There is clear tracking / recording of all our finances.
We have a strong business model with decent margins, with the bulk of it being subscription revenue.
Low churn and a decent LTV.
An operation that doesn’t require the founders / owners for any core day to day processes, including sales.
Below is a fuller checklist of things that could help you build a better business and increase your potential valuation.
Celebrating successes and sharing challenges.
In my first business when we hit our first $1 million in revenue it felt like a moment that really passed us by. We were so focused on what needed to be done next, we didn’t stop to celebrate that amazing milestone.
Honestly, getting your first $100 is a big friggin’ milestone.
Today, we’re celebrating our first $100k in revenue. I’m happy with that. We’ve got a lot of ambition and big plans, but this milestone shows that we’ve achieved a lot for ourselves and our customers, in a relatively short space of time. 🥳
Although we’re making good progress, it’s still early days. We’re only just earning enough to pay the salaries of our team with some leftover as a buffer for down months, which inevitably will happen.
In the last 7 months we’ve focused heavily on building the machine, basically good people and good processes. Then it’s been about making sure key hires have the time and space to focus on the work they’re best at, whilst balancing the distractions that come with a growing team.
As we’ve been tweaking the machine, I’ve been constantly thinking about the quality of our service and whether we’re growing fast enough to maintain (and grow) our revenues. Minor setbacks like a customer who isn’t happy or a sale that doesn’t come through, do take their toll at this stage.
What keeps me going is the team, knowing that we are improving the business every day and that we’ve got a clear direction for what’s coming next.
Whenever I have a down day, I just spend some time thinking about our roadmap, where we’ve come from and what I know is coming soon…
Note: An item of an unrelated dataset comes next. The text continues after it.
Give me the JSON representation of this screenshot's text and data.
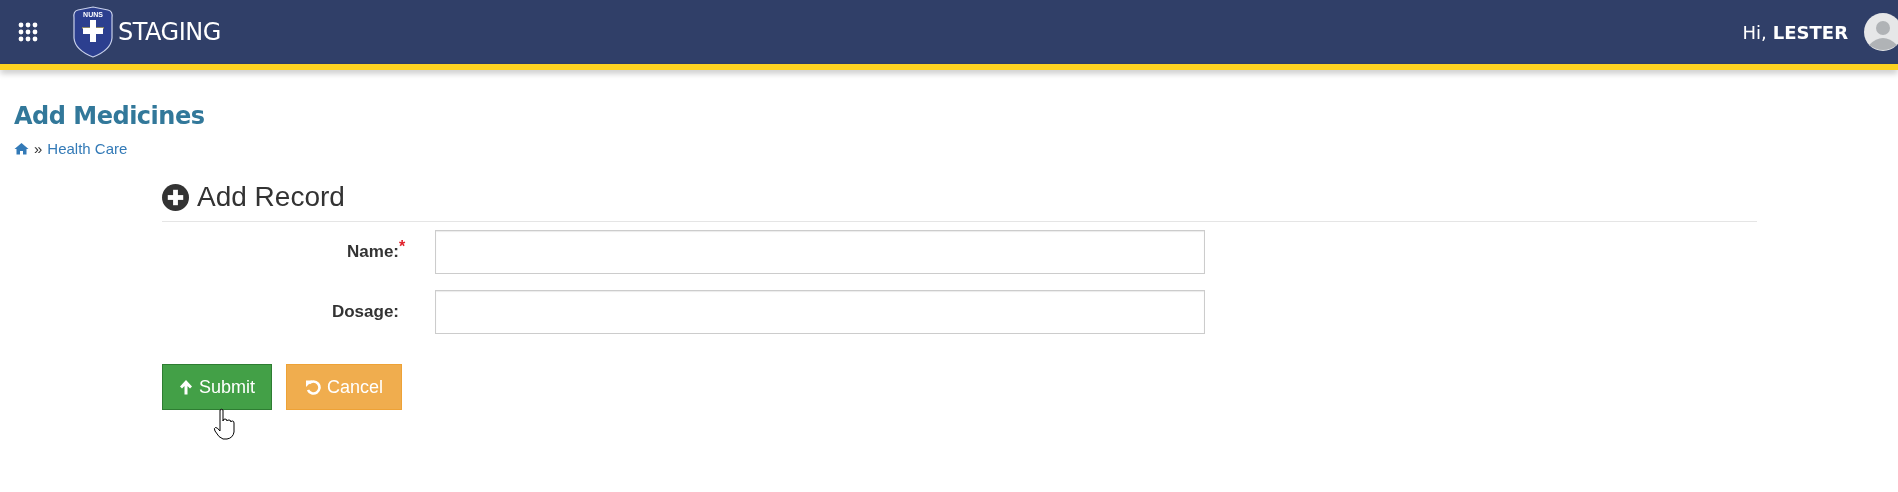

I hope this has been useful. If there are any questions or anything that you’d like to hear more about then please let me know!
Service revenue allows you to pay salaries early and take yourself out of delivery.
Running a service first helps you identify opportunities to build useful SaaS tools faster.
Making experienced hires early keeps you out of delivery so you can focus on the team and strategy.
Great hires attract other great hires, which makes scaling the team much easier.
Building a solid team gives you the confidence to increase your prices.
Having a target for gross profit margin keeps your whole business in check.
Building with a view to selling keeps your operation slick and your eye on the most valuable version of your business.
Celebrating successes is so important. Mark every milestone, even if it’s with a simple blog post like this one 😊.